Mandy Moore, who continues to make terrible movie choices, stars here as Ava, a marriage counselor who’s just tied the knot herself (to wooden, frequently shirtless "Twilight" hunk Kellan Lutz). But then her parents (James Brolin and Jane Seymour) announce that they’re planning to divorce just as they’re about to celebrate their 30th wedding anniversary.

Like a spoiled little girl who’s gotten what she wants her whole life – rather than a grown-up and a professional who deals with marital rifts for a living – Ava makes it her mission to fix her parents’ relationship. She does this at the expense of her own blossoming marriage; we know this because her husband, Charlie, constantly complains about the fact that she’s too busy and distracted for them to have sex. But things were looking rocky from the start anyway: Charlie, it turns out, is incapable of changing the toilet paper roll in the bathroom.

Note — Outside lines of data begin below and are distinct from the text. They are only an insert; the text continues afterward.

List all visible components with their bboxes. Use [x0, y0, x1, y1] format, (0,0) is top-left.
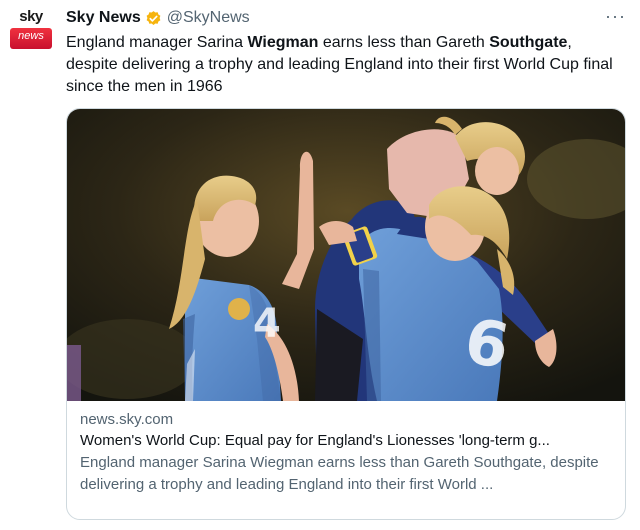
account-name[interactable]: Sky News [66, 9, 141, 27]
link-preview-card[interactable]: 6 4 news.sky.com Women's World Cup: Equa… [66, 108, 626, 520]
card-info[interactable]: news.sky.com Women's World Cup: Equal pa… [80, 410, 615, 496]
avatar-sky-text: sky [19, 8, 43, 25]
tweet-text-segment: earns less than Gareth [318, 34, 490, 51]
sky-news-avatar[interactable]: sky news [8, 6, 54, 52]
svg-text:4: 4 [253, 301, 281, 347]
avatar-news-text: news [18, 30, 44, 42]
account-handle[interactable]: @SkyNews [167, 9, 250, 27]
card-description: England manager Sarina Wiegman earns les… [80, 454, 599, 493]
tweet-text-segment: England manager Sarina [66, 34, 248, 51]
tweet-bold-wiegman: Wiegman [247, 34, 319, 51]
tweet-header: Sky News @SkyNews [66, 8, 250, 28]
card-title: Women's World Cup: Equal pay for England… [80, 432, 550, 449]
tweet-bold-southgate: Southgate [489, 34, 568, 51]
card-domain: news.sky.com [80, 411, 174, 428]
tweet-text: England manager Sarina Wiegman earns les… [66, 32, 626, 98]
more-options-icon[interactable]: ··· [605, 6, 626, 27]
article-photo[interactable]: 6 4 [67, 109, 626, 401]
verified-badge-icon [146, 10, 161, 25]
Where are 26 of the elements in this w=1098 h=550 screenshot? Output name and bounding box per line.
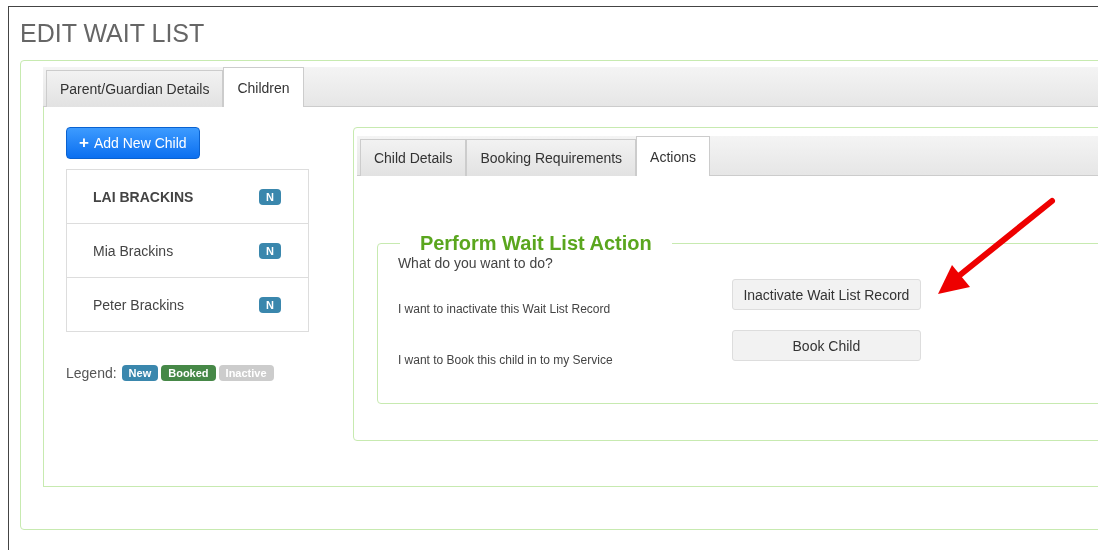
tab[interactable]: Parent/Guardian Details [46,70,224,107]
legend-label: Legend: [66,365,117,381]
action-description: I want to inactivate this Wait List Record [397,302,612,316]
status-badge: N [258,242,281,259]
action-button[interactable]: Book Child [731,330,921,361]
tab[interactable]: Booking Requirements [466,139,637,176]
action-button[interactable]: Inactivate Wait List Record [731,279,921,310]
child-name: LAI BRACKINS [93,188,194,205]
legend-badge: Booked [161,365,216,381]
status-badge: N [258,296,281,313]
plus-icon: + [79,133,89,153]
child-item[interactable]: LAI BRACKINS N [67,170,308,223]
tab[interactable]: Children [223,67,304,107]
add-child-button[interactable]: + Add New Child [66,127,200,159]
legend-badge: New [121,365,159,381]
fieldset-legend: Perform Wait List Action [399,232,672,255]
child-name: Peter Brackins [93,296,185,313]
action-description: I want to Book this child in to my Service [397,353,614,367]
question-text: What do you want to do? [397,255,554,271]
page-title: EDIT WAIT LIST [20,19,206,47]
child-item[interactable]: Peter Brackins N [67,277,308,331]
child-name: Mia Brackins [93,242,174,259]
tab[interactable]: Actions [636,136,711,176]
tab[interactable]: Child Details [359,139,467,176]
child-item[interactable]: Mia Brackins N [67,223,308,277]
status-badge: N [258,188,281,205]
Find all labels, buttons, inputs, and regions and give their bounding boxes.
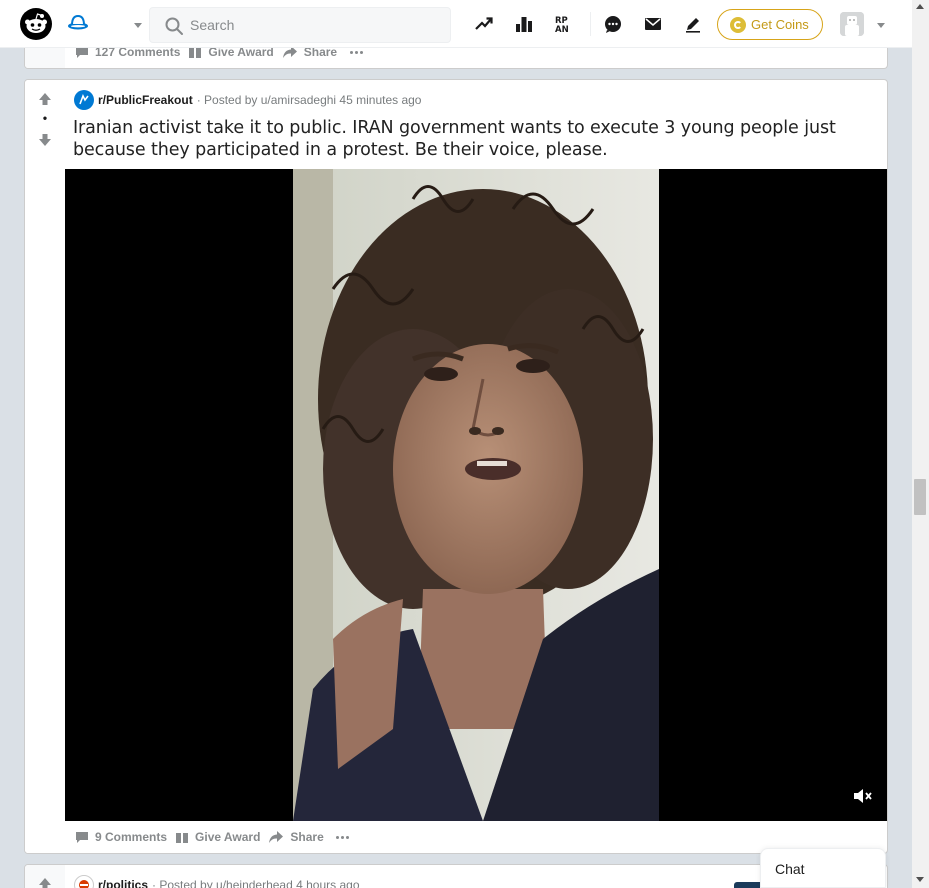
post-actions: 9 Comments Give Award Share [73,826,356,848]
chevron-down-icon[interactable] [132,18,144,30]
share-icon [269,831,284,843]
share-button[interactable]: Share [266,826,329,848]
vote-column [25,865,65,888]
upvote-icon[interactable] [37,91,53,107]
reddit-feed-page: RP AN Get Coins [0,0,929,888]
subreddit-link[interactable]: r/politics [98,878,148,888]
home-icon[interactable] [66,12,90,36]
leaderboard-icon[interactable] [512,12,536,36]
comments-button[interactable]: 9 Comments [73,826,173,848]
post-meta: r/politics · Posted by u/heinderhead 4 h… [74,875,360,888]
video-frame [293,169,659,821]
header-divider [590,12,591,36]
post-title[interactable]: Iranian activist take it to public. IRAN… [73,117,883,161]
upvote-icon[interactable] [37,876,53,888]
subreddit-link[interactable]: r/PublicFreakout [98,93,193,107]
scroll-thumb[interactable] [914,479,926,515]
scroll-down-arrow[interactable] [916,877,924,882]
reddit-logo-icon[interactable] [20,8,52,40]
scrollbar[interactable] [912,0,929,888]
scroll-up-arrow[interactable] [916,4,924,9]
comments-count: 9 Comments [95,830,168,844]
top-header: RP AN Get Coins [0,0,912,48]
search-bar[interactable] [149,7,451,43]
pencil-icon[interactable] [681,12,705,36]
mute-icon[interactable] [851,785,873,807]
give-award-button[interactable]: Give Award [173,826,266,848]
svg-text:AN: AN [555,25,569,34]
gift-icon [176,833,189,843]
posted-by: · Posted by u/amirsadeghi 45 minutes ago [196,93,422,107]
post-card[interactable]: • r/PublicFreakout · Posted by u/amirsad… [24,79,888,854]
post-meta: r/PublicFreakout · Posted by u/amirsadeg… [74,90,421,110]
vote-column: • [25,80,65,853]
share-label: Share [290,830,324,844]
comment-icon [76,832,88,843]
subreddit-icon[interactable] [74,90,94,110]
posted-by: · Posted by u/heinderhead 4 hours ago [152,878,360,888]
more-options-icon[interactable] [330,826,356,848]
trending-icon[interactable] [472,12,496,36]
mail-icon[interactable] [641,12,665,36]
chat-label: Chat [775,861,805,877]
search-input[interactable] [190,8,440,42]
give-award-label: Give Award [195,830,261,844]
downvote-icon[interactable] [37,132,53,148]
vote-count: • [42,111,48,125]
coin-icon [730,16,746,33]
search-icon [164,16,184,36]
rpan-icon[interactable]: RP AN [552,12,576,36]
chat-button[interactable]: Chat [760,848,886,888]
video-player[interactable] [65,169,887,821]
avatar[interactable] [840,12,864,36]
get-coins-label: Get Coins [751,17,809,32]
get-coins-button[interactable]: Get Coins [717,9,823,40]
subreddit-icon[interactable] [74,875,94,888]
chevron-down-icon[interactable] [875,18,887,30]
chat-icon[interactable] [601,12,625,36]
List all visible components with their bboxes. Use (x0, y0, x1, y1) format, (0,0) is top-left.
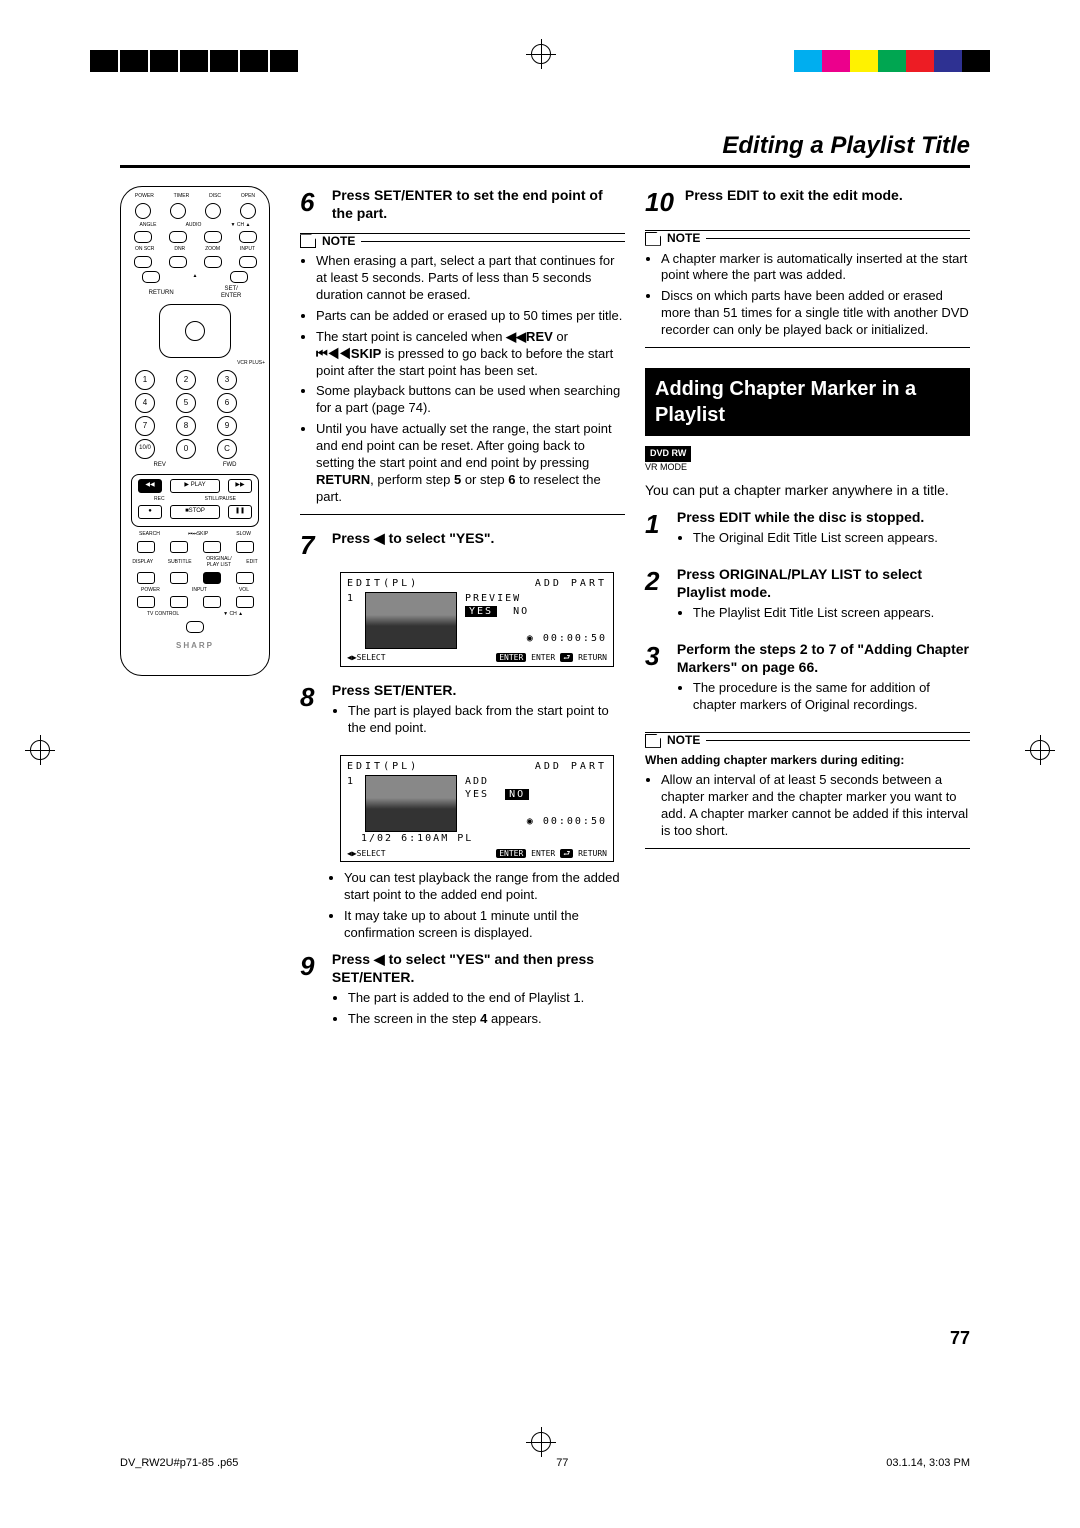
page-title: Editing a Playlist Title (120, 130, 970, 168)
crop-mark-left (30, 740, 50, 760)
preview-screen-2: EDIT(PL)ADD PART 1 ADD YES NO ◉ 00:00:50… (340, 755, 614, 862)
note-heading: NOTE (645, 732, 970, 749)
step-9: 9 Press ◀ to select "YES" and then press… (300, 950, 625, 1036)
step-8: 8 Press SET/ENTER. The part is played ba… (300, 681, 625, 745)
preview-screen-1: EDIT(PL)ADD PART 1 PREVIEW YES NO ◉ 00:0… (340, 572, 614, 666)
step-6: 6 Press SET/ENTER to set the end point o… (300, 186, 625, 222)
note-list: When erasing a part, select a part that … (300, 253, 625, 505)
brand-logo: SHARP (125, 641, 265, 651)
step-7: 7 Press ◀ to select "YES". (300, 529, 625, 563)
note-heading: NOTE (645, 230, 970, 247)
remote-column: POWERTIMERDISCOPEN ANGLEAUDIO▼ CH ▲ ON S… (120, 186, 280, 1046)
crop-mark-right (1030, 740, 1050, 760)
right-step-1: 1 Press EDIT while the disc is stopped. … (645, 508, 970, 555)
transport-controls: ◀◀▶ PLAY▶▶ RECSTILL/PAUSE ●■STOP❚❚ (131, 474, 259, 528)
section-heading: Adding Chapter Marker in a Playlist (645, 368, 970, 436)
page-number: 77 (950, 1327, 970, 1350)
right-column: 10 Press EDIT to exit the edit mode. NOT… (645, 186, 970, 1046)
right-step-2: 2 Press ORIGINAL/PLAY LIST to select Pla… (645, 565, 970, 630)
step-10: 10 Press EDIT to exit the edit mode. (645, 186, 970, 220)
remote-control-diagram: POWERTIMERDISCOPEN ANGLEAUDIO▼ CH ▲ ON S… (120, 186, 270, 676)
thumbnail-image (365, 592, 457, 649)
dvd-rw-badge: DVD RW (645, 446, 691, 462)
page-content: Editing a Playlist Title POWERTIMERDISCO… (120, 130, 970, 1360)
right-step-3: 3 Perform the steps 2 to 7 of "Adding Ch… (645, 640, 970, 722)
print-footer: DV_RW2U#p71-85 .p65 77 03.1.14, 3:03 PM (120, 1456, 970, 1470)
main-column: 6 Press SET/ENTER to set the end point o… (300, 186, 625, 1046)
crop-mark-bottom (531, 1432, 551, 1452)
thumbnail-image (365, 775, 457, 832)
note-heading: NOTE (300, 233, 625, 250)
crop-mark-top (531, 44, 551, 64)
dpad (159, 304, 231, 358)
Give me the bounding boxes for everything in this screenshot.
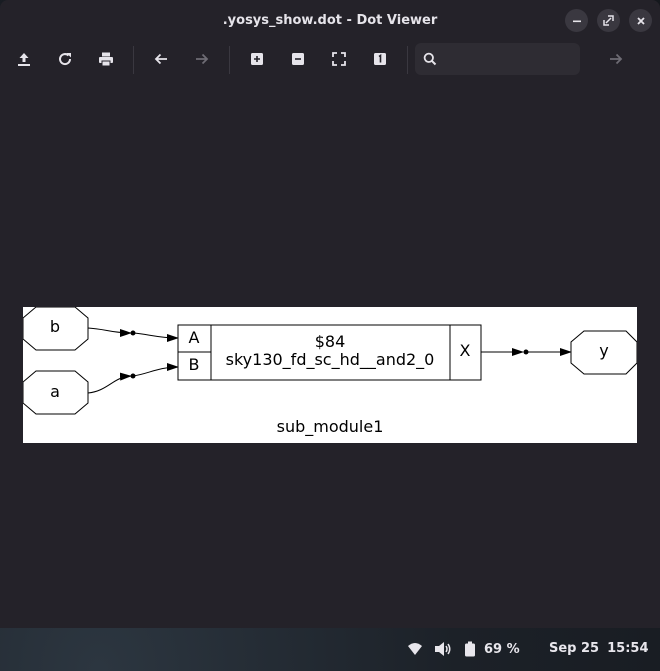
close-icon	[636, 16, 645, 25]
minimize-icon	[572, 20, 581, 22]
find-next-button[interactable]	[605, 48, 627, 70]
search-input[interactable]	[443, 51, 567, 67]
reload-icon	[59, 53, 72, 66]
wire-b	[87, 327, 132, 337]
toolbar-separator	[229, 46, 230, 74]
toolbar-separator	[133, 46, 134, 74]
print-button[interactable]	[95, 48, 117, 70]
graph-canvas[interactable]: b a A B $84 sky130_fd_sc_hd__and2_0 X y …	[22, 306, 638, 443]
zoom-in-button[interactable]	[246, 48, 268, 70]
zoom-100-icon	[374, 53, 386, 65]
zoom-in-icon	[251, 53, 263, 65]
time-label: 15:54	[607, 641, 649, 656]
cell-port-x: X	[460, 341, 471, 360]
volume-icon	[435, 642, 451, 656]
zoom-fit-icon	[332, 52, 346, 66]
cell-port-b: B	[189, 355, 200, 374]
input-port-a-label: a	[50, 382, 60, 401]
forward-button[interactable]	[191, 48, 213, 70]
cell-id: $84	[315, 332, 346, 351]
cell-type: sky130_fd_sc_hd__and2_0	[226, 350, 435, 370]
wifi-icon	[408, 643, 422, 655]
zoom-out-button[interactable]	[287, 48, 309, 70]
forward-icon	[196, 53, 209, 65]
module-label: sub_module1	[277, 417, 384, 437]
battery-icon	[465, 641, 475, 657]
open-icon	[18, 53, 30, 66]
reload-button[interactable]	[54, 48, 76, 70]
close-button[interactable]	[629, 9, 652, 32]
minimize-button[interactable]	[565, 9, 588, 32]
search-icon	[423, 52, 437, 66]
date-label: Sep 25	[549, 641, 600, 656]
clock[interactable]: Sep 25 15:54	[549, 641, 649, 656]
search-box[interactable]	[415, 43, 580, 75]
output-port-y-label: y	[599, 341, 608, 360]
cell-port-a: A	[189, 328, 200, 347]
back-icon	[154, 53, 167, 65]
zoom-fit-button[interactable]	[328, 48, 350, 70]
zoom-out-icon	[292, 53, 304, 65]
zoom-100-button[interactable]	[369, 48, 391, 70]
maximize-button[interactable]	[597, 9, 620, 32]
battery-indicator[interactable]: 69 %	[464, 641, 520, 657]
volume-indicator[interactable]	[434, 641, 452, 657]
taskbar: 69 % Sep 25 15:54	[0, 628, 660, 671]
wifi-indicator[interactable]	[407, 641, 423, 657]
wire-a	[87, 372, 132, 394]
window-controls	[565, 9, 652, 32]
battery-percent: 69 %	[484, 641, 520, 657]
back-button[interactable]	[150, 48, 172, 70]
title-bar[interactable]: .yosys_show.dot - Dot Viewer	[0, 0, 660, 40]
wire-b-to-A	[132, 332, 179, 342]
input-port-b-label: b	[50, 317, 60, 336]
wire-a-to-B	[132, 363, 179, 377]
maximize-icon	[603, 15, 614, 26]
find-next-icon	[610, 53, 623, 65]
toolbar-separator	[407, 46, 408, 74]
netlist-graph: b a A B $84 sky130_fd_sc_hd__and2_0 X y …	[22, 306, 638, 437]
window-title: .yosys_show.dot - Dot Viewer	[222, 12, 438, 28]
dot-viewer-window: .yosys_show.dot - Dot Viewer b a A B $84…	[0, 0, 660, 628]
open-button[interactable]	[13, 48, 35, 70]
print-icon	[99, 52, 113, 67]
toolbar	[0, 40, 660, 78]
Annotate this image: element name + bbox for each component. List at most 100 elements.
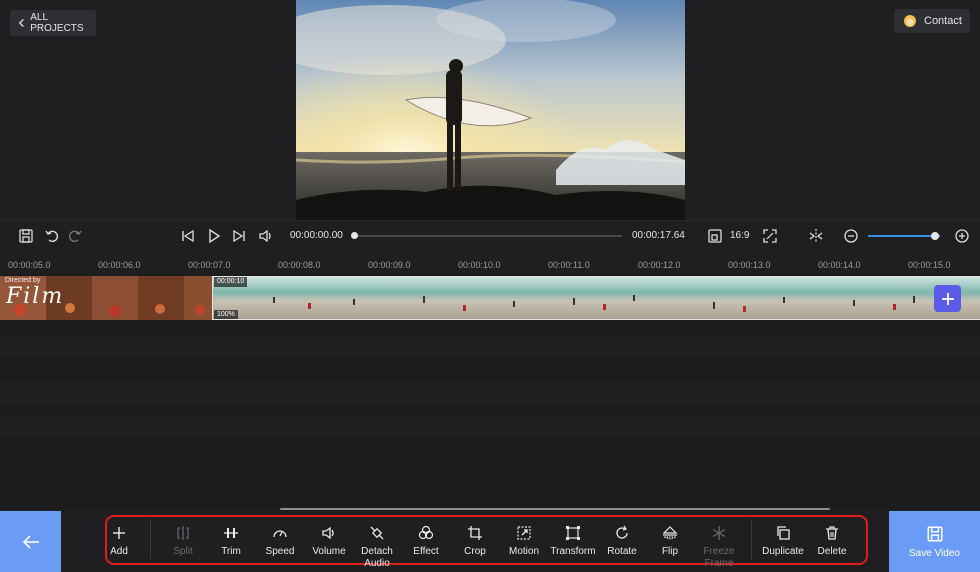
- split-tool-button[interactable]: Split: [159, 525, 207, 558]
- ruler-label: 00:00:07.0: [188, 260, 231, 270]
- snap-icon[interactable]: [808, 228, 824, 244]
- save-video-button[interactable]: Save Video: [889, 511, 980, 572]
- timeline-clip-title[interactable]: Directed by Film: [0, 276, 212, 320]
- ruler-label: 00:00:12.0: [638, 260, 681, 270]
- duplicate-label: Duplicate: [762, 546, 804, 557]
- toolbar-divider: [150, 519, 151, 559]
- ruler-label: 00:00:10.0: [458, 260, 501, 270]
- undo-icon[interactable]: [44, 228, 60, 244]
- volume-icon: [322, 526, 334, 540]
- zoom-slider[interactable]: [868, 235, 940, 237]
- speaker-icon[interactable]: [258, 228, 274, 244]
- timeline-scrollbar[interactable]: [280, 508, 830, 510]
- transform-icon: [566, 526, 580, 540]
- transform-label: Transform: [550, 546, 596, 557]
- ruler-label: 00:00:09.0: [368, 260, 411, 270]
- clip-title-text: Film: [6, 284, 65, 309]
- detach-audio-tool-button[interactable]: Detach Audio: [353, 525, 401, 570]
- redo-icon[interactable]: [67, 228, 83, 244]
- ruler-label: 00:00:08.0: [278, 260, 321, 270]
- split-icon: [177, 526, 189, 540]
- plus-icon: [941, 292, 954, 305]
- volume-tool-button[interactable]: Volume: [305, 525, 353, 558]
- playhead-knob[interactable]: [351, 232, 358, 239]
- timeline-clip-video[interactable]: 00:00:10 100%: [212, 276, 980, 320]
- save-icon[interactable]: [18, 228, 34, 244]
- volume-label: Volume: [312, 546, 346, 557]
- skip-end-icon[interactable]: [231, 228, 247, 244]
- motion-icon: [517, 526, 531, 540]
- arrow-left-icon: [22, 534, 39, 549]
- trim-tool-button[interactable]: Trim: [207, 525, 255, 558]
- crop-label: Crop: [464, 546, 486, 557]
- effect-tool-button[interactable]: Effect: [402, 525, 450, 558]
- all-projects-label: ALL PROJECTS: [30, 12, 84, 34]
- fullscreen-icon[interactable]: [762, 228, 778, 244]
- delete-tool-button[interactable]: Delete: [808, 525, 856, 558]
- flip-tool-button[interactable]: Flip: [646, 525, 694, 558]
- edit-toolbar: Add Split Trim Speed Volume Detach Audio…: [0, 511, 980, 572]
- rotate-tool-button[interactable]: Rotate: [598, 525, 646, 558]
- preview-area: ALL PROJECTS Contact: [0, 0, 980, 220]
- speed-label: Speed: [265, 546, 295, 557]
- aspect-ratio-label[interactable]: 16:9: [730, 230, 749, 241]
- save-video-label: Save Video: [909, 547, 960, 559]
- snowflake-icon: [712, 526, 726, 540]
- skip-start-icon[interactable]: [180, 228, 196, 244]
- detach-audio-icon: [370, 526, 384, 540]
- ruler-label: 00:00:15.0: [908, 260, 951, 270]
- contact-button[interactable]: Contact: [894, 9, 970, 33]
- split-label: Split: [173, 546, 193, 557]
- ruler-label: 00:00:14.0: [818, 260, 861, 270]
- add-clip-button[interactable]: [934, 285, 961, 312]
- avatar-icon: [904, 15, 916, 27]
- transform-tool-button[interactable]: Transform: [549, 525, 597, 558]
- motion-tool-button[interactable]: Motion: [500, 525, 548, 558]
- flip-label: Flip: [661, 546, 679, 557]
- ruler-label: 00:00:11.0: [548, 260, 590, 270]
- clip-volume-badge: 100%: [214, 310, 238, 319]
- add-label: Add: [110, 546, 128, 557]
- motion-label: Motion: [508, 546, 539, 557]
- play-icon[interactable]: [206, 228, 222, 244]
- trim-icon: [224, 528, 238, 538]
- zoom-in-icon[interactable]: [954, 228, 970, 244]
- track-lane: [0, 336, 980, 358]
- rotate-label: Rotate: [607, 546, 637, 557]
- crop-tool-button[interactable]: Crop: [451, 525, 499, 558]
- zoom-slider-knob[interactable]: [930, 232, 939, 240]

Men! Will they ever learn?

But Ava’s parents seem to be enjoying some time apart, which is evident by their wacky, mid-life expressions of freedom. Mom tries speed-dating (alongside Ava’s wise-cracking younger sister, played by Jessica Szhor); Dad explores Judaism, which consists of hanging a mezuzah on Ava’s front doorway and dropping Yiddish words into his speech.

Oy vey, indeed.

Meanwhile, Charlie brings some of his own zaniness in the form of the obligatory shallow, skirt-chasing best friend (Michael Weston).

Moore pouts and preens and pratfalls her way through the increasingly hysterical antics that constitute the script from Anouska Chydzik Bryson and Caprice Crane. Ava is supposed to be the voice of reason, but makes a false 911 call suggesting her father has tried to kill himself, just to get her mom to fall for him all over again. And it works! Ha ha!

The joke’s on us for doubting the lovability of her desperate craftiness.

"Love, Wedding, Marriage," an IFC Films release, is rated PG-13 for sexual material and language. Running time: 90 minutes. Zero stars out of four.